Julian Nagelsmann ist als Bundestrainer der deutschen Nationalmannschaft längst Geschichte. Bedarf an der Aufarbeitung seiner Amtszeit besteht aber offenbar noch immer. Jetzt hat sich ein Weltmeister von 2014 geäußert – und lässt tief blicken.

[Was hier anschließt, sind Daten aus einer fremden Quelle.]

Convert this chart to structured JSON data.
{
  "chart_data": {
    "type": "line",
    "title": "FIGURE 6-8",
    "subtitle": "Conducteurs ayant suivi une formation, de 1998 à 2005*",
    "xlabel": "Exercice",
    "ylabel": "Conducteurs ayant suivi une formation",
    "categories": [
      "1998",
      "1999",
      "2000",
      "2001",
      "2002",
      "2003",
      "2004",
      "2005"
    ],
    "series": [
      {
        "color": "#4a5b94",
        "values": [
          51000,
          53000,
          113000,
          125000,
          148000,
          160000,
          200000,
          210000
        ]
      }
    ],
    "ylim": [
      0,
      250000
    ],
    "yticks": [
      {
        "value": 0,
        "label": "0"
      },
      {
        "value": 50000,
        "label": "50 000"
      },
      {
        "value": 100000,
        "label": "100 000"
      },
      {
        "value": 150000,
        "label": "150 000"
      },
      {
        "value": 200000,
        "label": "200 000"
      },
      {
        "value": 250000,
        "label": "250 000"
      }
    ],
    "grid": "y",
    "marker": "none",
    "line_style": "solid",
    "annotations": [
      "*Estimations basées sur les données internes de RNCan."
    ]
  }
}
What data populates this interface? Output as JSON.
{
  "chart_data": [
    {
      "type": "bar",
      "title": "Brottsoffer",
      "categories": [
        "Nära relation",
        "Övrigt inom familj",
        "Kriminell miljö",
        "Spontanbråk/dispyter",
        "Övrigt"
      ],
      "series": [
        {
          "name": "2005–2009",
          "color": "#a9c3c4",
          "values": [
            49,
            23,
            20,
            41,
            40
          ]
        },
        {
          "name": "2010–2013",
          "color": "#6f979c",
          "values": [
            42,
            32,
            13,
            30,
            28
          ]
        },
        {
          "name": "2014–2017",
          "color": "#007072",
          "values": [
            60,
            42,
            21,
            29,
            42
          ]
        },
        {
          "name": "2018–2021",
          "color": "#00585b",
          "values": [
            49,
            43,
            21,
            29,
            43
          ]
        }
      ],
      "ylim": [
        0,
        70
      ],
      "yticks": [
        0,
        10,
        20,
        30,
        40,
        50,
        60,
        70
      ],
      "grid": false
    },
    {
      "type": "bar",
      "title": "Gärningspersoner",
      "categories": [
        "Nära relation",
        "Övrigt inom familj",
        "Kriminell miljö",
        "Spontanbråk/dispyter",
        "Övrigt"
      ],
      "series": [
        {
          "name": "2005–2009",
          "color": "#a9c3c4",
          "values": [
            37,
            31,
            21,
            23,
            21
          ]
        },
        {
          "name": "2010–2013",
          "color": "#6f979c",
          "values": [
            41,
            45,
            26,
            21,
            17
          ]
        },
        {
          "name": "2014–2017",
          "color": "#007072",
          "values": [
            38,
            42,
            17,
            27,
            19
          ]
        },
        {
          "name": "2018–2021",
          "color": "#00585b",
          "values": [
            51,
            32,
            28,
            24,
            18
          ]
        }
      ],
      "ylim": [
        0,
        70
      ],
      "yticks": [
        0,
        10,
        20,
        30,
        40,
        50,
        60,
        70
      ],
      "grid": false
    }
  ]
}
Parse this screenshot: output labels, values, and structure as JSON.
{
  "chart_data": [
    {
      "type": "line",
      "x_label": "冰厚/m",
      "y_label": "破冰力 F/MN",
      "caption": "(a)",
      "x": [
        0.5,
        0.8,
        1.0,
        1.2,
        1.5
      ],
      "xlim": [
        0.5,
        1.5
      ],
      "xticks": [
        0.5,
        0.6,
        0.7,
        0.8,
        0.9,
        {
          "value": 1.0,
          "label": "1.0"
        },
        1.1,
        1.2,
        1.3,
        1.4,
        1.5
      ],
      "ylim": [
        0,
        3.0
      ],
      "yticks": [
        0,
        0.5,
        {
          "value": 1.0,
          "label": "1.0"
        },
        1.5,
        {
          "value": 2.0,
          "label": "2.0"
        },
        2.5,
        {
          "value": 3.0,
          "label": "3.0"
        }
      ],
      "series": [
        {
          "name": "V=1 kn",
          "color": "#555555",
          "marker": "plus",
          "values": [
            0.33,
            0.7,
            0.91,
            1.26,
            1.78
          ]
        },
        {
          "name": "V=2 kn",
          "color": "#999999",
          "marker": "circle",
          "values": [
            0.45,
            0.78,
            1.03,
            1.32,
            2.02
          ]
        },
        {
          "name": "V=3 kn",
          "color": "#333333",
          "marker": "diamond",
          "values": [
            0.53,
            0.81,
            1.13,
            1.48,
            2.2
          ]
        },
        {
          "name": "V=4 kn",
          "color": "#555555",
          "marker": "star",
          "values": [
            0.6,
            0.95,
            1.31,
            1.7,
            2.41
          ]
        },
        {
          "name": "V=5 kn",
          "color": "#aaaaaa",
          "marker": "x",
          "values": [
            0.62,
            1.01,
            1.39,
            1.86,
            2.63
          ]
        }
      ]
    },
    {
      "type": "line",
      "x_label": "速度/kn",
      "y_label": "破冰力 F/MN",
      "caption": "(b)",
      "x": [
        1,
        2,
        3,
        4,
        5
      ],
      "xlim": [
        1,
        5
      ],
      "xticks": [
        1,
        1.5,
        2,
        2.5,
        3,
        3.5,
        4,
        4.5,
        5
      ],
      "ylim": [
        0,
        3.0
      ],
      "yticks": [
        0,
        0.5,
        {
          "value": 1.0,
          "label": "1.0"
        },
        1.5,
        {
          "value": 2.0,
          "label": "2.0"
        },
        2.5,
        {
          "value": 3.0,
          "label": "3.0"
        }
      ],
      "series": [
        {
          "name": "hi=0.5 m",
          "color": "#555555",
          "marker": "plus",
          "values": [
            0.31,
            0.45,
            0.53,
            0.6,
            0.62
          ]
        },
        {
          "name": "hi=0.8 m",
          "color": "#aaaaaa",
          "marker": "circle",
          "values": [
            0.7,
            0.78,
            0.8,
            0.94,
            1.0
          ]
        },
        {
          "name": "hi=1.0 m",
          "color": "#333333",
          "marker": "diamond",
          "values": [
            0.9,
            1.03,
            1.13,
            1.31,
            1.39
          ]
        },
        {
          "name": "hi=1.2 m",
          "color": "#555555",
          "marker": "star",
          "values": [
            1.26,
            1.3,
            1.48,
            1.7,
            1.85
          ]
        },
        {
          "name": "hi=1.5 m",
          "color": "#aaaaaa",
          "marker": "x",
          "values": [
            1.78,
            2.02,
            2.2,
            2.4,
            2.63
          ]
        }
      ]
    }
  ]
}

Der Deutsche Fußball-Bund (DFB) will mit Neu-Bundestrainer Jürgen Klopp eine neue Ära des Erfolgs einleiten. Auf den 59-Jährigen kommen zahlreiche Aufgaben zu, bei der deutschen Nationalmannschaft blickt man nach vorn – schon Ende September startet der viermalige Weltmeister in die Nations League.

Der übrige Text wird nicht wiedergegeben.